Suggested wording: European Parliament’s position 
Article 6(1)(k)  
Apply  transparent, fair, reasonable fairand non-discriminatory general conditions of 
access  and conditions that are not less favourable than the conditions applied to its 
own service
 for business users to its software application store core platform services 
designated pursuant to Article 3 of this Regulation.
 
Enclosed you will find the most recent joint position paper from all the media 
associations at EU level (press, radio and broadcasting). 

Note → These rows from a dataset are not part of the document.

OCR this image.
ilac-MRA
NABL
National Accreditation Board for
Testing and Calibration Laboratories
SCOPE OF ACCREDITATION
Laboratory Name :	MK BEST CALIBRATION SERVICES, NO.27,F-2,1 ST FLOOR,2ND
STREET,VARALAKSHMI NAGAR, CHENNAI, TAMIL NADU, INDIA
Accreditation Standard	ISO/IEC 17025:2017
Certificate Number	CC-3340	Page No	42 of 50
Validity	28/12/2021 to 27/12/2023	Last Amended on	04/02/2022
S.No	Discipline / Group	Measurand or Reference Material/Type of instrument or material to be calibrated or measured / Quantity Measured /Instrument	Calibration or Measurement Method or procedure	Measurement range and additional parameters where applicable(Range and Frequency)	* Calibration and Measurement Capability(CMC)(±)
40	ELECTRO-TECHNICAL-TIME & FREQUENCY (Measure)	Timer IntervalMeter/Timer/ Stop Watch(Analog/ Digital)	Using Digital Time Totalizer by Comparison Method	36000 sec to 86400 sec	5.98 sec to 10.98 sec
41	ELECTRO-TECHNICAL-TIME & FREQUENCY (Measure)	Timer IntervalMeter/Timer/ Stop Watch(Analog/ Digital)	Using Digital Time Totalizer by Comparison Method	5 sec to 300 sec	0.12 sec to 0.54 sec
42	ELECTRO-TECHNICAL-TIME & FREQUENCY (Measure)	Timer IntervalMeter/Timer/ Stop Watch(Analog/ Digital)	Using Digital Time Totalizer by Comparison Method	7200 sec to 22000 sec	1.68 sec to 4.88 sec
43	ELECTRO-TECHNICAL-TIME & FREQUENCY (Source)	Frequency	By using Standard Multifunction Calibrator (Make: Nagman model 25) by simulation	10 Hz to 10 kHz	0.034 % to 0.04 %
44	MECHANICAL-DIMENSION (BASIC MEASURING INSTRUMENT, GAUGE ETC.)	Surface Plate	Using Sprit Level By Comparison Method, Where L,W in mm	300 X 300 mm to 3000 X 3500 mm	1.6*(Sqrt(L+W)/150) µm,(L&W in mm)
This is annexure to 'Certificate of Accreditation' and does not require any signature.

2. DSA: content moderation policies and the freedom of the media
a) EPC, together with all the media associations, are not asking for a ‘media
exemption’ from the DSA; we are asking  that the  DSA recognises the proper
protections of our fundamental rights, and establishes due process for how
platforms deal with lawful content under the editorial control and legal liability
of the publisher
 (or broadcaster) under their content moderation policies and
terms and conditions. Putting it another way, unless the DSA is amended, a
Regulation will enshrine in law for the first-time that decisions about whether
content under the editorial control of a publisher (or broadcaster) can be
judged to be lawful or otherwise by gatekeeping platforms on the basis of their
own, private content moderation policies with
  no process in place to be
informed of, or to challenge their decisions
. This fundamental issue lies at the
very heart of a free press and it is therefore essential that this matter is dealt
with satisfactorily by the co-legislators:
x  Let us imagine a world where platforms can censor negative news about
themselves, where they can make arbitrary adjustments to their terms and 
conditions to block or remove news stories for their own commercial 
purposes, or curtail real debate between citizens online. This is what 
happens if platforms will not in future be obliged to respect European 
fundamental rights including the freedom of the press when both drawing 
up
,  and enforcing their Ts and Cs and content moderation rules under the 
DSA; 
x  The platforms’ algorithms are not remotely capable of making the very 
sophisticated judgements which editors make as part of their legal 
responsibilities, and which they defend in Court if necessary; 
x  Furthermore, it is proven all too often that algorithms cannot understand 
context; for instance, an algorithm will be unable to understand the 
difference between a video of a terrorist incident used by a terrorist website 
to promote its aims, and the same piece of content used by a news publisher 
to illustrate a legitimate news report.